"We are going to a theatre," said Henri; "we are rather late." After a glance at his wife, he added, in flat tones, "You will dine with us one night, hein?"

"Ah, yes," said Elise perfunctorily. "Of course."

When I went, we did not allude to what had happened. Nor was the conversation on general topics as animated as when I had dined there hitherto. For the first time at their table I was depressed.

And it was the last invitation from them I received. Probably I was embarrassing to them, by reason of their having railed against each other to me while they thought they would never make it up. Also, though Henri could forgive his admiring wife for once calling him petty and contemptible, one may be sure it was bitter to him to remember I had been present when she humiliated him. That both he and Elise resented my sharing the secret of their separation was as clear as daylight. For some months afterwards, if I chanced to meet them, they would stop and exchange a few words with me, but by and by they contented themselves with smiling; and, finally, they preferred to pass without perceiving that I was there. When that play of Henri's was produced, two or three years later, he had become so alien to me that I should never have dreamed of going to see it, if I had not got in for nothing. The leading man was not capable of the part, and the run was short—by which Henri's enmity against Jacques was doubtless intensified.

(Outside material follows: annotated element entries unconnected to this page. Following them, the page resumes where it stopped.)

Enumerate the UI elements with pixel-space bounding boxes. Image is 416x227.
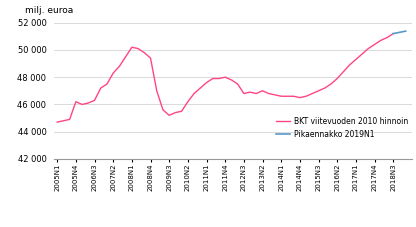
Line: BKT viitevuoden 2010 hinnoin: BKT viitevuoden 2010 hinnoin <box>57 34 393 122</box>
BKT viitevuoden 2010 hinnoin <box>384 36 389 39</box>
Line: Pikaennakko 2019N1: Pikaennakko 2019N1 <box>393 31 406 34</box>
BKT viitevuoden 2010 hinnoin <box>179 110 184 113</box>
Legend: BKT viitevuoden 2010 hinnoin, Pikaennakko 2019N1: BKT viitevuoden 2010 hinnoin, Pikaennakk… <box>276 117 408 139</box>
BKT viitevuoden 2010 hinnoin <box>136 47 141 50</box>
BKT viitevuoden 2010 hinnoin <box>391 32 396 35</box>
Pikaennakko 2019N1 <box>391 32 396 35</box>
BKT viitevuoden 2010 hinnoin <box>353 58 358 61</box>
BKT viitevuoden 2010 hinnoin <box>54 121 59 123</box>
BKT viitevuoden 2010 hinnoin <box>92 99 97 102</box>
BKT viitevuoden 2010 hinnoin <box>117 65 122 68</box>
Pikaennakko 2019N1 <box>403 30 408 32</box>
Text: milj. euroa: milj. euroa <box>25 5 74 15</box>
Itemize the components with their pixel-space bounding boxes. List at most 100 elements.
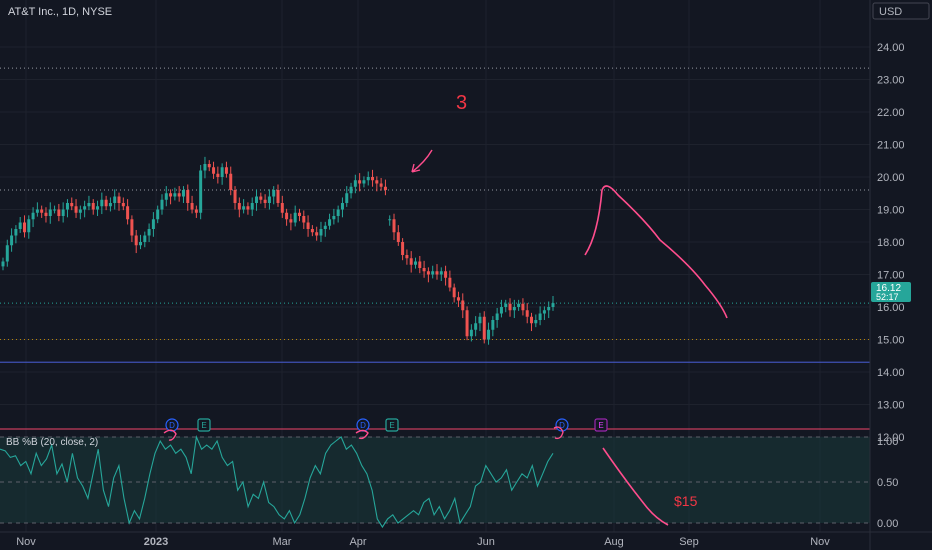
candle-body[interactable]	[448, 277, 452, 288]
candle-body[interactable]	[525, 310, 529, 317]
candle-body[interactable]	[147, 229, 151, 236]
candle-body[interactable]	[508, 303, 512, 311]
candle-body[interactable]	[246, 206, 250, 210]
candle-body[interactable]	[349, 186, 353, 194]
candle-body[interactable]	[392, 219, 396, 233]
horizontal-levels[interactable]	[0, 67, 870, 363]
candle-body[interactable]	[512, 307, 516, 311]
candle-body[interactable]	[310, 229, 314, 233]
candle-body[interactable]	[366, 177, 370, 181]
candle-body[interactable]	[233, 190, 237, 203]
candle-body[interactable]	[169, 193, 173, 197]
candle-body[interactable]	[371, 177, 375, 181]
candle-body[interactable]	[87, 203, 91, 207]
candle-body[interactable]	[143, 235, 147, 243]
candle-body[interactable]	[74, 206, 78, 213]
candle-body[interactable]	[44, 212, 48, 216]
projection-drawing[interactable]	[584, 185, 728, 319]
candle-body[interactable]	[431, 271, 435, 275]
candle-body[interactable]	[362, 180, 366, 184]
candle-body[interactable]	[91, 203, 95, 210]
candle-body[interactable]	[78, 209, 82, 213]
candle-body[interactable]	[53, 209, 57, 211]
candle-body[interactable]	[61, 209, 65, 217]
candle-body[interactable]	[65, 203, 69, 210]
candle-body[interactable]	[160, 199, 164, 210]
candle-body[interactable]	[534, 320, 538, 324]
candle-body[interactable]	[401, 242, 405, 255]
candle-body[interactable]	[130, 219, 134, 236]
candle-body[interactable]	[444, 271, 448, 278]
candle-body[interactable]	[22, 222, 26, 233]
candle-body[interactable]	[14, 229, 18, 236]
candle-body[interactable]	[345, 193, 349, 203]
touch-circles-drawing[interactable]	[163, 426, 564, 441]
candle-body[interactable]	[409, 258, 413, 265]
candle-body[interactable]	[100, 199, 104, 207]
candle-body[interactable]	[426, 271, 430, 275]
candle-body[interactable]	[194, 209, 198, 213]
candle-body[interactable]	[139, 242, 142, 246]
candle-body[interactable]	[396, 232, 400, 242]
candle-body[interactable]	[113, 196, 117, 204]
candle-body[interactable]	[353, 180, 357, 187]
candle-body[interactable]	[302, 216, 306, 223]
candle-body[interactable]	[542, 310, 546, 314]
candle-body[interactable]	[405, 255, 409, 259]
candle-body[interactable]	[487, 329, 491, 340]
candle-body[interactable]	[538, 313, 542, 321]
indicator-axis[interactable]: 0.00 0.50 1.00	[877, 436, 898, 530]
candle-body[interactable]	[18, 222, 22, 230]
candle-body[interactable]	[328, 219, 332, 226]
candle-body[interactable]	[126, 206, 130, 220]
candle-body[interactable]	[70, 203, 74, 207]
candle-body[interactable]	[164, 193, 168, 200]
candle-body[interactable]	[27, 219, 31, 233]
candle-body[interactable]	[35, 209, 39, 213]
candle-body[interactable]	[173, 193, 177, 197]
candle-body[interactable]	[469, 329, 473, 337]
candle-body[interactable]	[220, 167, 224, 177]
candle-body[interactable]	[482, 316, 486, 340]
candle-body[interactable]	[121, 203, 125, 207]
candle-body[interactable]	[108, 203, 112, 207]
candle-body[interactable]	[289, 219, 293, 223]
candle-body[interactable]	[478, 316, 482, 324]
candle-body[interactable]	[190, 203, 194, 210]
candle-body[interactable]	[10, 235, 14, 246]
candle-body[interactable]	[422, 268, 426, 272]
candle-body[interactable]	[358, 180, 362, 184]
candle-body[interactable]	[530, 316, 534, 324]
candle-body[interactable]	[323, 225, 327, 229]
candle-body[interactable]	[207, 164, 211, 168]
earnings-marker[interactable]	[594, 418, 608, 432]
candle-body[interactable]	[242, 206, 246, 210]
earnings-marker[interactable]	[385, 418, 399, 432]
candle-body[interactable]	[379, 183, 383, 187]
candle-body[interactable]	[293, 212, 297, 223]
time-axis[interactable]: Nov 2023 Mar Apr Jun Aug Sep Nov	[16, 536, 830, 548]
candle-body[interactable]	[495, 313, 499, 321]
candle-body[interactable]	[5, 245, 9, 262]
currency-button[interactable]	[872, 2, 930, 20]
candle-body[interactable]	[237, 203, 241, 210]
candle-body[interactable]	[319, 229, 323, 236]
candle-body[interactable]	[104, 199, 108, 207]
candle-body[interactable]	[96, 206, 100, 210]
candle-body[interactable]	[336, 209, 340, 217]
candle-body[interactable]	[199, 170, 203, 213]
candle-body[interactable]	[521, 303, 525, 311]
candle-body[interactable]	[474, 323, 478, 330]
candle-body[interactable]	[250, 203, 254, 210]
price-axis[interactable]: 12.00 13.00 14.00 15.00 16.00 17.00 18.00 19.00…	[877, 42, 905, 444]
candle-body[interactable]	[276, 190, 280, 203]
candle-body[interactable]	[418, 261, 422, 269]
candle-body[interactable]	[383, 186, 387, 190]
candle-body[interactable]	[456, 297, 460, 301]
candle-body[interactable]	[40, 209, 44, 213]
candle-body[interactable]	[375, 180, 379, 184]
candle-body[interactable]	[315, 232, 319, 236]
candle-body[interactable]	[461, 300, 465, 311]
candle-body[interactable]	[551, 303, 555, 307]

The two couples that used to be so intimate remain at daggers drawn. And both couples are strangers to me. I do not think there is anything to add, excepting that the story of the pot of pansies has not been accomplished to this day. The tragic history that I have related is the story of the story that was never found.


[XIV]

FLOROMOND AND FRISONNETTE

Floromond and Frisonnette, who were giddy with a sense of wealth when they acquired three rooms, and had flowers growing on their own balcony, and sat upon chairs that they had actually bought and paid for, held a reception one fine day. The occasion was a christening. Floromond and Frisonnette were, of course, monsieur and madame Jolicoeur, and they dwelt in the part of Paris that was nearest to Arcadia. Among those present were monsieur Tricotrin, the unadmired poet, monsieur Pitou, the composer of no repute, monsieur Lajeunie, whose stirring romances so rarely reached a printing office, and monsieur Sanquereau, the equally distinguished sculptor.

Though the company were poor in pocket, they were rich in benevolence, and since the dearth of coppers forbade silver mugs, they modelled their gifts upon the example of the good fairies. Advancing graciously to the cradle, the bard bestowed upon the female infant the genius of poesy: "Epics, and odes," he declared, "shall fall from her lips like the gentle dew from Heaven." "And, symphonies," said the musician, "she shall drop as nimbly as the newly rich drop needy friends." That she might be equipped more fully yet for the stress of modern life, the novelist endowed her with the power of surpassing narrative, while the sculptor, in his turn, contributed to her quiver the pre-eminence of Praxiteles.